Не желая подливать масла в огонь обсуждением возможного справедливого порядка и учуяв запах жареного мяса, который проник уже со двора в залу, где вызвал всеобщее возбуждение, Дах подал знак к закрытию послеобеденного заседания. Многие — не только молодежь — стремглав бросились на волю. Иные вышли степенно. Последними — Дах и Гергардт, успевший примирительно побеседовать с Шюцем. На месте остался один чертополох — рядом с некрашеным табуретом. Празднество во дворе нарастало, как стихотворный вал.
14
Пять гусей уже были нанизаны на один вертел, три молочных поросенка — на другой, а начиненный колбасками баран крутился на третьем. Длинный стол из малой залы поставили у кустов на берегу Эмса, так что дым от костров, уже вовсю пылавших во дворе, сюда не досягал. Либушка со служанками сновала меж двором и домом, накрывая на стол. Скатерти, которыми он был покрыт, выдавали свое церковно-алтарное происхождение. Тарелки, плошки, кувшины и миски походили на утварь какого-нибудь прирейнского замка. Кроме массивных двузубых вилок, никаких других приборов не было.
Дым клонился в сторону конюшни, застилая вид позади нее: заросли ольхи на берегу речного рукава да остроконечные кровли главной улицы с приходской церковью на краю ее. У костров сидели мушкетеры Гельнгаузена. Подхватывая глиняными горшками жир, стекающий с гусей, поросят и барана, они снова поливали и спрыскивали жарево да смазывали его распустившимся бараньим салом. Из можжевельника, заполонившего весь Эмсхаген до самой сукновальни, конюх таскал сухой валежник, от прибавлений которого то и дело взмывали столбы дыма, обрамлявшие распростертый вдали Тельгте как картину — с непременной шавкой или целой сворой собак на переднем плане (позже собачья компания перегрызлась из-за костей).

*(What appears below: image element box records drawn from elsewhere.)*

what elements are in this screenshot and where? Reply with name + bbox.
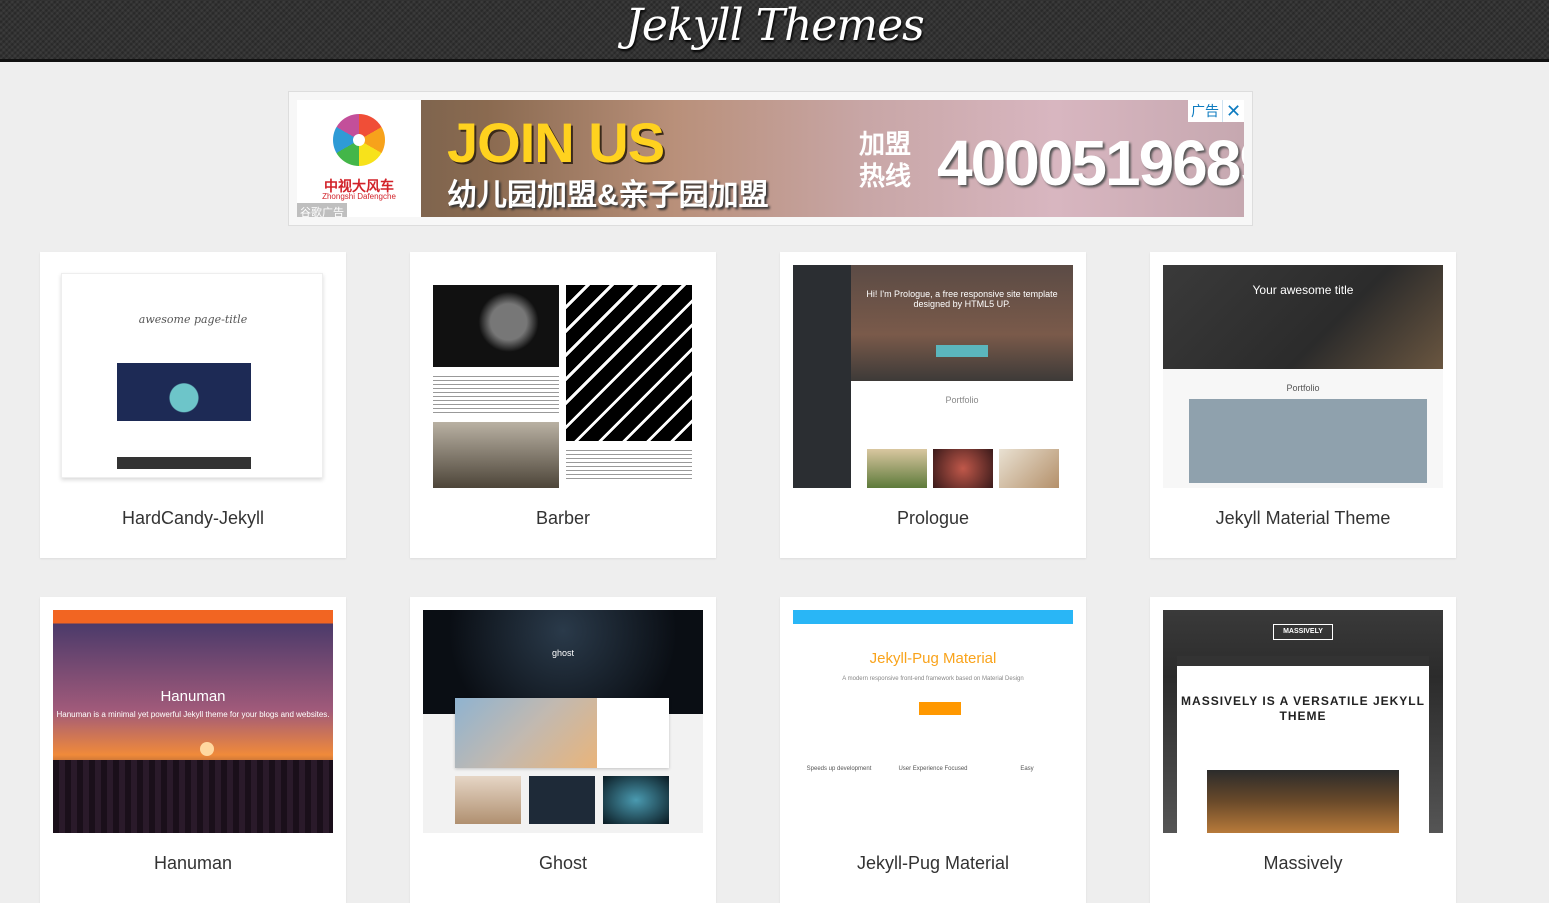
site-header: Jekyll Themes [0,0,1549,62]
theme-name[interactable]: Ghost [410,853,716,874]
preview-section-title: Portfolio [1286,383,1320,393]
theme-name[interactable]: HardCandy-Jekyll [40,508,346,529]
preview-feature: Speeds up development [806,766,872,772]
preview-navbar [793,610,1073,624]
theme-card-massively[interactable]: MASSIVELY MASSIVELY IS A VERSATILE JEKYL… [1150,597,1456,903]
ad-logo: 中视大风车 Zhongshi Dafengche [297,100,421,217]
preview-subtitle: A modern responsive front-end framework … [842,676,1024,682]
theme-name[interactable]: Prologue [780,508,1086,529]
theme-thumbnail[interactable] [423,265,703,488]
preview-image [529,776,595,824]
theme-thumbnail[interactable]: Hi! I'm Prologue, a free responsive site… [793,265,1073,488]
preview-hero-text: Your awesome title [1252,283,1354,297]
preview-image [455,698,597,768]
preview-image [566,285,692,441]
preview-hero-text: Hanuman [160,688,226,705]
preview-button [936,345,988,357]
site-title[interactable]: Jekyll Themes [625,0,924,52]
ad-close-icon[interactable]: ✕ [1222,100,1244,122]
preview-hero-text: ghost [551,648,575,658]
preview-image [455,776,521,824]
ad-brand-sub: Zhongshi Dafengche [322,192,396,201]
theme-card-hanuman[interactable]: Hanuman Hanuman is a minimal yet powerfu… [40,597,346,903]
theme-thumbnail[interactable]: Jekyll-Pug Material A modern responsive … [793,610,1073,833]
preview-navbar [1177,656,1429,666]
theme-card-ghost[interactable]: ghost Ghost [410,597,716,903]
preview-image [433,422,559,488]
theme-card-prologue[interactable]: Hi! I'm Prologue, a free responsive site… [780,252,1086,558]
theme-name[interactable]: Jekyll-Pug Material [780,853,1086,874]
theme-thumbnail[interactable]: ghost [423,610,703,833]
preview-hero [851,265,1073,381]
theme-thumbnail[interactable]: Your awesome title Portfolio [1163,265,1443,488]
theme-card-barber[interactable]: Barber [410,252,716,558]
preview-title: awesome page-title [138,313,248,326]
preview-panel [1189,399,1427,483]
ad-phone: 4000519689 [937,127,1244,199]
preview-section-title: Portfolio [945,395,979,405]
ad-choices-tag[interactable]: 广告 [1188,100,1222,122]
theme-thumbnail[interactable]: MASSIVELY MASSIVELY IS A VERSATILE JEKYL… [1163,610,1443,833]
preview-image [603,776,669,824]
preview-sidebar [793,265,851,488]
preview-image [433,285,559,367]
preview-text [433,373,559,413]
preview-trees [53,760,333,833]
theme-name[interactable]: Barber [410,508,716,529]
preview-image [999,449,1059,488]
preview-image [117,363,251,421]
theme-thumbnail[interactable]: awesome page-title [53,265,333,488]
preview-feature: Easy [1020,766,1034,772]
preview-sun [200,742,214,756]
theme-card-jekyll-material[interactable]: Your awesome title Portfolio Jekyll Mate… [1150,252,1456,558]
theme-card-jekyll-pug[interactable]: Jekyll-Pug Material A modern responsive … [780,597,1086,903]
ad-banner[interactable]: 中视大风车 Zhongshi Dafengche 谷歌广告 JOIN US 幼儿… [297,100,1244,217]
preview-hero-text: MASSIVELY IS A VERSATILE JEKYLL THEME [1181,694,1425,723]
ad-subline: 幼儿园加盟&亲子园加盟 [447,179,769,212]
preview-text [566,447,692,481]
theme-name[interactable]: Hanuman [40,853,346,874]
theme-name[interactable]: Massively [1150,853,1456,874]
theme-card-hardcandy[interactable]: awesome page-title HardCandy-Jekyll [40,252,346,558]
ad-hotline-label: 加盟热线 [859,129,912,191]
ad-container: 中视大风车 Zhongshi Dafengche 谷歌广告 JOIN US 幼儿… [288,91,1253,226]
pinwheel-icon [333,114,385,166]
preview-image [867,449,927,488]
theme-name[interactable]: Jekyll Material Theme [1150,508,1456,529]
preview-subtitle: Hanuman is a minimal yet powerful Jekyll… [56,710,330,719]
theme-thumbnail[interactable]: Hanuman Hanuman is a minimal yet powerfu… [53,610,333,833]
preview-feature: User Experience Focused [898,766,968,772]
ad-google-label: 谷歌广告 [297,203,347,217]
preview-logo: MASSIVELY [1273,624,1333,640]
preview-hero [1163,265,1443,369]
preview-footer [117,457,251,469]
preview-image [933,449,993,488]
ad-headline: JOIN US [447,111,665,174]
preview-button [919,702,961,715]
preview-hero-text: Hi! I'm Prologue, a free responsive site… [866,289,1058,309]
preview-hero-text: Jekyll-Pug Material [869,650,997,667]
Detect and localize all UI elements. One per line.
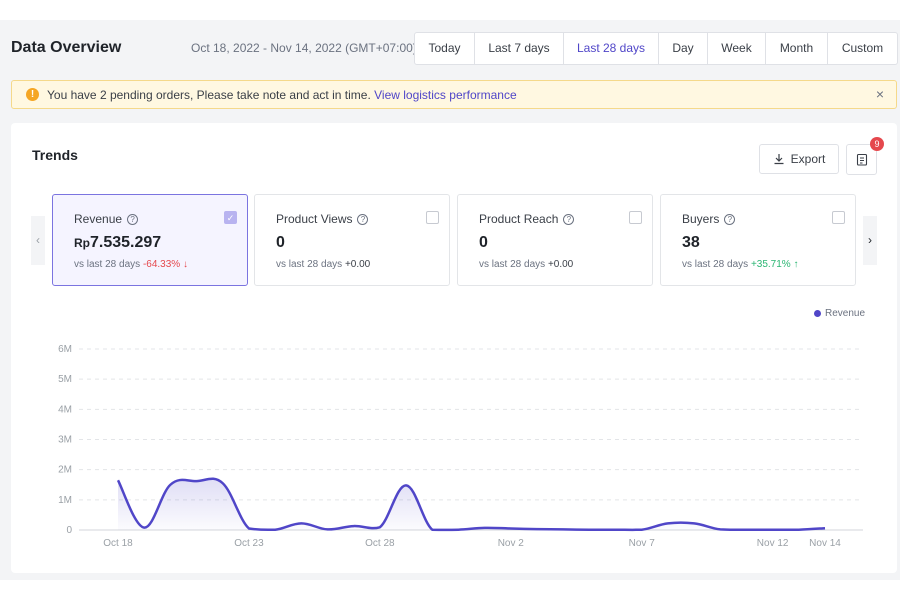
trends-card: Trends Export 9 ‹ › Revenue ? ✓ Rp7.535.… [11, 123, 897, 573]
revenue-data-point[interactable] [583, 524, 595, 536]
x-tick-label: Oct 18 [103, 538, 133, 549]
y-tick-label: 0 [66, 525, 72, 536]
revenue-data-point[interactable] [557, 523, 569, 535]
tab-today[interactable]: Today [415, 33, 475, 64]
revenue-data-point[interactable] [269, 524, 281, 536]
x-tick-label: Nov 2 [498, 538, 525, 549]
revenue-data-point[interactable] [610, 524, 622, 536]
header: Data Overview Oct 18, 2022 - Nov 14, 202… [0, 20, 900, 78]
tab-custom[interactable]: Custom [828, 33, 897, 64]
view-logistics-link[interactable]: View logistics performance [374, 88, 517, 102]
close-icon[interactable]: × [876, 86, 884, 102]
x-tick-label: Oct 28 [365, 538, 395, 549]
revenue-data-point[interactable] [191, 475, 203, 487]
revenue-data-point[interactable] [662, 517, 674, 529]
revenue-data-point[interactable] [321, 523, 333, 535]
y-tick-label: 4M [58, 404, 72, 415]
page-title: Data Overview [11, 39, 122, 56]
revenue-data-point[interactable] [688, 517, 700, 529]
revenue-data-point[interactable] [479, 522, 491, 534]
revenue-data-point[interactable] [374, 521, 386, 533]
revenue-data-point[interactable] [714, 523, 726, 535]
revenue-data-point[interactable] [767, 524, 779, 536]
page: Data Overview Oct 18, 2022 - Nov 14, 202… [0, 20, 900, 580]
x-tick-label: Oct 23 [234, 538, 264, 549]
revenue-data-point[interactable] [243, 522, 255, 534]
revenue-data-point[interactable] [295, 517, 307, 529]
revenue-data-point[interactable] [793, 524, 805, 536]
x-tick-label: Nov 12 [757, 538, 789, 549]
revenue-data-point[interactable] [348, 520, 360, 532]
revenue-data-point[interactable] [112, 474, 124, 486]
y-tick-label: 1M [58, 495, 72, 506]
y-tick-label: 5M [58, 374, 72, 385]
date-range[interactable]: Oct 18, 2022 - Nov 14, 2022 (GMT+07:00) [191, 41, 417, 55]
revenue-data-point[interactable] [740, 524, 752, 536]
warning-icon: ! [26, 88, 39, 101]
y-tick-label: 6M [58, 344, 72, 355]
tab-month[interactable]: Month [766, 33, 828, 64]
revenue-trend-chart: 0 1M 2M 3M 4M 5M 6M Oct 18 Oct 23 Oct 28 Nov 2 Nov … [58, 344, 863, 549]
revenue-data-point[interactable] [452, 524, 464, 536]
revenue-data-point[interactable] [138, 522, 150, 534]
y-tick-label: 3M [58, 435, 72, 446]
notice-message: You have 2 pending orders, Please take n… [47, 88, 371, 102]
revenue-data-point[interactable] [217, 477, 229, 489]
revenue-data-point[interactable] [400, 479, 412, 491]
revenue-data-point[interactable] [164, 479, 176, 491]
tab-last-7-days[interactable]: Last 7 days [475, 33, 564, 64]
revenue-data-point[interactable] [636, 524, 648, 536]
pending-orders-notice: ! You have 2 pending orders, Please take… [11, 80, 897, 109]
range-tabs: Today Last 7 days Last 28 days Day Week … [414, 32, 898, 65]
revenue-data-point[interactable] [505, 522, 517, 534]
x-tick-label: Nov 7 [629, 538, 656, 549]
tab-week[interactable]: Week [708, 33, 766, 64]
revenue-data-point[interactable] [426, 524, 438, 536]
tab-last-28-days[interactable]: Last 28 days [564, 33, 659, 64]
tab-day[interactable]: Day [659, 33, 708, 64]
revenue-data-point[interactable] [531, 523, 543, 535]
x-tick-label: Nov 14 [809, 538, 841, 549]
revenue-data-point[interactable] [819, 522, 831, 534]
y-tick-label: 2M [58, 465, 72, 476]
notice-text: You have 2 pending orders, Please take n… [47, 88, 517, 102]
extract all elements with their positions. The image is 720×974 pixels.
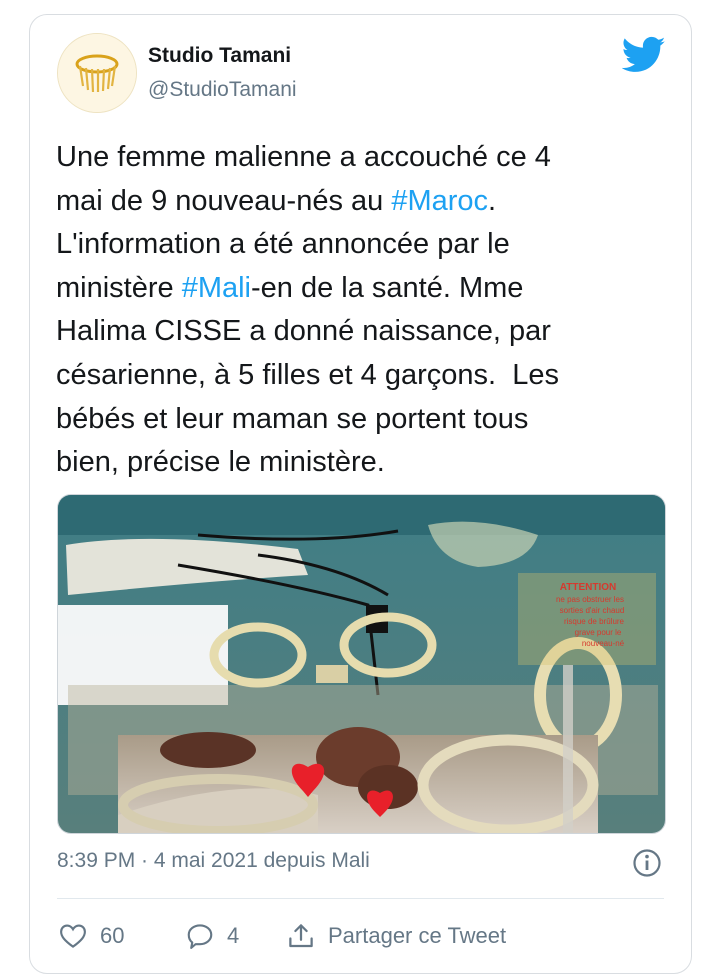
- tweet-text-line: césarienne, à 5 filles et 4 garçons. Les: [56, 354, 666, 398]
- tweet-text-segment: -en de la santé. Mme: [251, 271, 524, 304]
- hashtag-link[interactable]: #Maroc: [391, 185, 488, 217]
- like-button[interactable]: 60: [58, 918, 124, 954]
- studio-tamani-logo: [58, 34, 136, 112]
- tweet-photo[interactable]: ATTENTION ne pas obstruer les sorties d'…: [57, 494, 666, 834]
- tweet-text-segment: césarienne, à 5 filles et 4 garçons. Les: [56, 358, 559, 391]
- tweet-text-segment: ministère: [56, 271, 182, 304]
- reply-count: 4: [227, 923, 240, 948]
- tweet-text-line: L'information a été annoncée par le: [56, 223, 666, 267]
- tweet-text-segment: bébés et leur maman se portent tous: [56, 402, 529, 435]
- tweet-text-segment: bien, précise le ministère.: [56, 446, 385, 479]
- tweet-text-line: mai de 9 nouveau-nés au #Maroc.: [56, 180, 666, 224]
- tweet-text-line: bien, précise le ministère.: [56, 441, 666, 485]
- share-icon: [289, 924, 313, 948]
- divider: [57, 898, 664, 899]
- reply-bubble-icon: [187, 924, 213, 949]
- tweet-text: Une femme malienne a accouché ce 4 mai de…: [56, 136, 666, 485]
- share-button[interactable]: Partager ce Tweet: [286, 918, 506, 954]
- svg-text:risque de brûlure: risque de brûlure: [564, 617, 625, 626]
- svg-text:sorties d'air chaud: sorties d'air chaud: [560, 606, 625, 615]
- avatar[interactable]: [57, 33, 137, 113]
- tweet-text-line: Une femme malienne a accouché ce 4: [56, 136, 666, 180]
- tweet-text-segment: L'information a été annoncée par le: [56, 228, 510, 261]
- svg-text:ne pas obstruer les: ne pas obstruer les: [556, 595, 624, 604]
- tweet-text-line: bébés et leur maman se portent tous: [56, 398, 666, 442]
- tweet-text-segment: Une femme malienne a accouché ce 4: [56, 141, 551, 173]
- author-name[interactable]: Studio Tamani: [148, 44, 291, 68]
- reply-button[interactable]: 4: [185, 918, 239, 954]
- twitter-bird-icon[interactable]: [622, 36, 666, 74]
- tweet-text-segment: .: [488, 184, 497, 217]
- tweet-text-line: Halima CISSE a donné naissance, par: [56, 310, 666, 354]
- tweet-actions: 60 4 Partager ce Tweet: [0, 918, 720, 954]
- svg-text:nouveau-né: nouveau-né: [582, 639, 625, 648]
- tweet-timestamp[interactable]: 8:39 PM · 4 mai 2021 depuis Mali: [57, 849, 370, 873]
- hashtag-link[interactable]: #Mali: [182, 272, 251, 304]
- svg-text:ATTENTION: ATTENTION: [560, 582, 616, 593]
- author-handle[interactable]: @StudioTamani: [148, 78, 297, 102]
- tweet-text-line: ministère #Mali-en de la santé. Mme: [56, 267, 666, 311]
- svg-text:grave pour le: grave pour le: [575, 628, 622, 637]
- tweet-text-segment: Halima CISSE a donné naissance, par: [56, 315, 551, 348]
- tweet-text-segment: mai de 9 nouveau-nés au: [56, 184, 392, 217]
- info-icon[interactable]: [632, 848, 662, 878]
- share-label: Partager ce Tweet: [328, 923, 507, 948]
- incubator-photo: ATTENTION ne pas obstruer les sorties d'…: [58, 495, 665, 833]
- heart-icon: [60, 924, 86, 948]
- like-count: 60: [100, 923, 125, 948]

Рейтары Гельнгаузена занялись меж тем сооружением чего-то вроде балдахина над накрытым столом: на свежеоструганные шесты натягивали пестротканую парусину, как на палатке предводителя гессенского войска. Затем сплетены были гирлянды из свежих веток с пропущенными сквозь них цветами шиповника, бушевавшего в саду хозяйки, — их повесили на шесты балдахина. По краям его свисала бахрома, из нее заплели забавные косички, прикрепив к ним бубенцы, весело звеневшие потом от порывов ветра.